Of course, there are other factors involved in the ongoing food crisis. Certainly high oil prices play a major role; however, the war in Iraq has had only a marginal effect in this regard since Iraq was unable to export most of its oil before our invasion. To be sure, a stable Iraq would be able to reduce oil prices somewhat, but this effect would be marginal because the biggest factor in the high oil prices has been the massive increase in demand for oil, primarily fueled by China. And I say this despite my firm opposition to the Iraq war.

It is also possible that global warming has played a factor by causing a massive drought in Australia. However, it's worth pointing out that world temperatures have not risen for 10 years. So it's highly questionable whether the current crisis can be blamed on global warming (this is not to say that global warming is fictional, just that you can't blame the current crisis on it).

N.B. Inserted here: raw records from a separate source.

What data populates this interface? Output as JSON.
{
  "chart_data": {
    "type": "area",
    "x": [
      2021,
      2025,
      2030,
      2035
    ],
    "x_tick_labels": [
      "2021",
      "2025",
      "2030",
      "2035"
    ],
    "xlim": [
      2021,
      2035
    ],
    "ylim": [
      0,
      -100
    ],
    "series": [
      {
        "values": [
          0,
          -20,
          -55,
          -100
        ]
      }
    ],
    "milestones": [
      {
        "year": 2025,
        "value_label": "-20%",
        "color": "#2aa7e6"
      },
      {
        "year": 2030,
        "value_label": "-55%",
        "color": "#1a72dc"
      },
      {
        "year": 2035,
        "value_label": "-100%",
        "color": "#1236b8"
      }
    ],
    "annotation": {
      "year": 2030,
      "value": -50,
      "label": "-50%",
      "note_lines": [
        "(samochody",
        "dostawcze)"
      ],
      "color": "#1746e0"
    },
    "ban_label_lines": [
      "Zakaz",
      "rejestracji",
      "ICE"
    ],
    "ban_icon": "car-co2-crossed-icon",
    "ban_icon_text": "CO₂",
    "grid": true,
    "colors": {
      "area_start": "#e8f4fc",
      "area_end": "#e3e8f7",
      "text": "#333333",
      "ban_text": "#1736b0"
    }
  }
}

As Krugman says, there is also the fact that many countries have been holding less food in reserve for quite some time. While this is not a problem about which we can do anything in the short term, it is a problem that results from lack of foresight in planned economies.

One other factor that Krugman does not mention is the refusal of many countries to accept genetically modified foods despite a lack of any evidence to suggest such foods are dangerous. This myth has largely been propagated by EU countries seeking to protect their own agricultural markets. Removing these barriers would do much to reduce food prices and increase supply, particularly since it would allow more farmers to grow genetically modified crops, which have a much higher yield.

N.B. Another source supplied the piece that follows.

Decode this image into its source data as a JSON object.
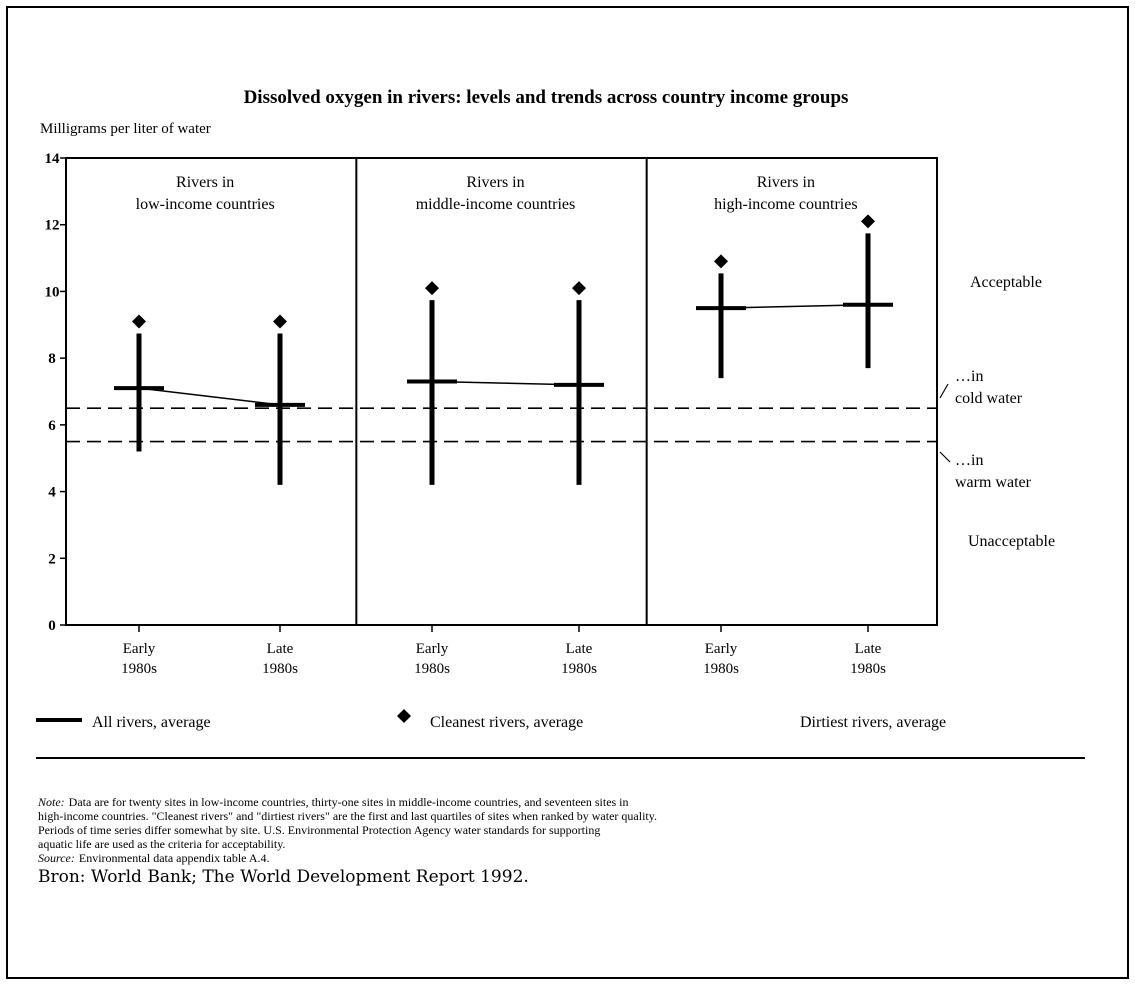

In the end, most of the current crisis can be blamed squarely on the protectionism and government interference that characterizes the world agriculture market in a way unmatched in almost any other industry. There is nothing that receives more subsidies or that is subject to more tariffs worldwide than agriculture. As a result, the world food market is increasingly at the mercy of government planners looking to score cheap political points with native farmers. The solution is not more interference with the market - it is to get rid of the massive price supports on non-staple crops like coffee, sugar, (in France, for instance) tobacco, and most importantly biofuels. It is also to eliminate tariffs on these products and especially on staple crops. Tariffs increase domestic prices while at the same time discouraging foreign farmers from maximizing their yields.

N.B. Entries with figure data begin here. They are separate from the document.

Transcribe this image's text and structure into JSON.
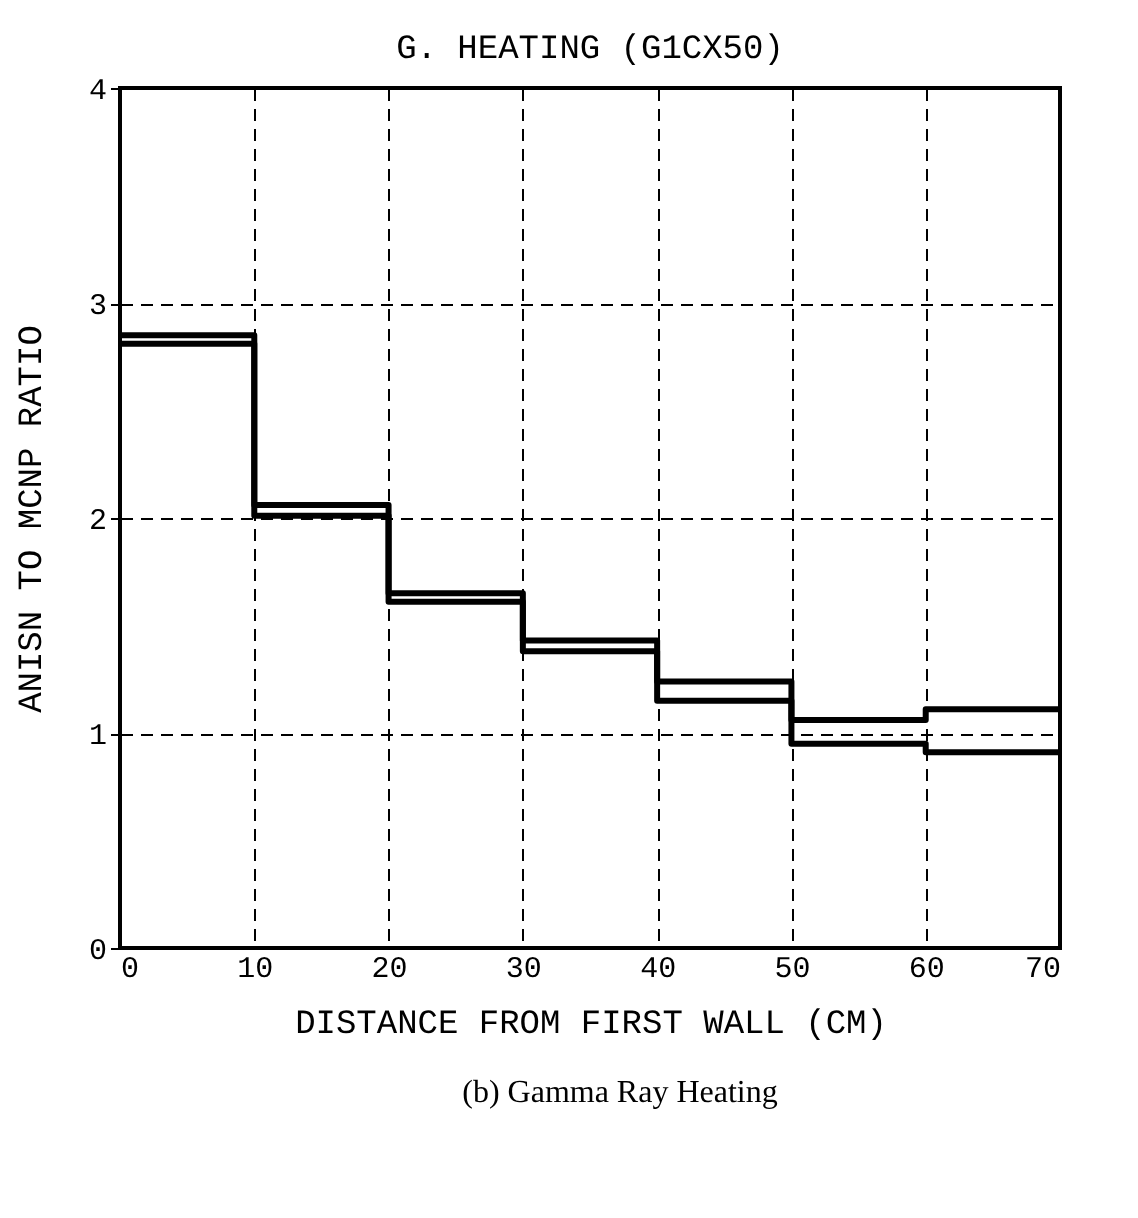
{
  "chart_data": {
    "type": "step",
    "title": "G. HEATING (G1CX50)",
    "xlabel": "DISTANCE FROM FIRST WALL  (CM)",
    "ylabel": "ANISN TO MCNP RATIO",
    "annotations": [
      "(b) Gamma Ray Heating"
    ],
    "x": [
      0,
      10,
      20,
      30,
      40,
      50,
      60,
      70
    ],
    "series": [
      {
        "color": "#000000",
        "values": [
          2.85,
          2.06,
          1.65,
          1.43,
          1.24,
          1.06,
          1.11,
          1.11
        ]
      },
      {
        "color": "#000000",
        "values": [
          2.81,
          2.01,
          1.61,
          1.38,
          1.15,
          0.95,
          0.91,
          0.91
        ]
      }
    ],
    "xlim": [
      0,
      70
    ],
    "xticks": [
      0,
      10,
      20,
      30,
      40,
      50,
      60,
      70
    ],
    "ylim": [
      0,
      4
    ],
    "yticks": [
      0,
      1,
      2,
      3,
      4
    ],
    "grid": true
  }
}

But I beg Progressives- if you want to solve this crisis, please do not try to blame the free market and solve it by planning. Doing so will result only in starvation as has not existed before on this planet. Instead, fight to eliminate subsidies and tariffs. And, while you're at it, donate to the World Food Programme or to some other charity that provides food to Third World countries.

More at memeorandum.

***UPDATE*** The EU is now receiving heat for its biofuels subsidies, which a UN representative is calling "a crime against humanity." I'm not usually one to agree with the UN, but it is difficult to conceive of an action that is more a crime against humanity than biofuel subsidies. Except, perhaps, for other agricultural subsidies that prevent foreign farmers from being able to emerge above subsistence farming. For which that same UN representative also took the EU to task.

Have I mentioned that I'm really getting sick of people blaming free markets for problems that occur in markets with massive government interference? Because it is really getting on my nerves.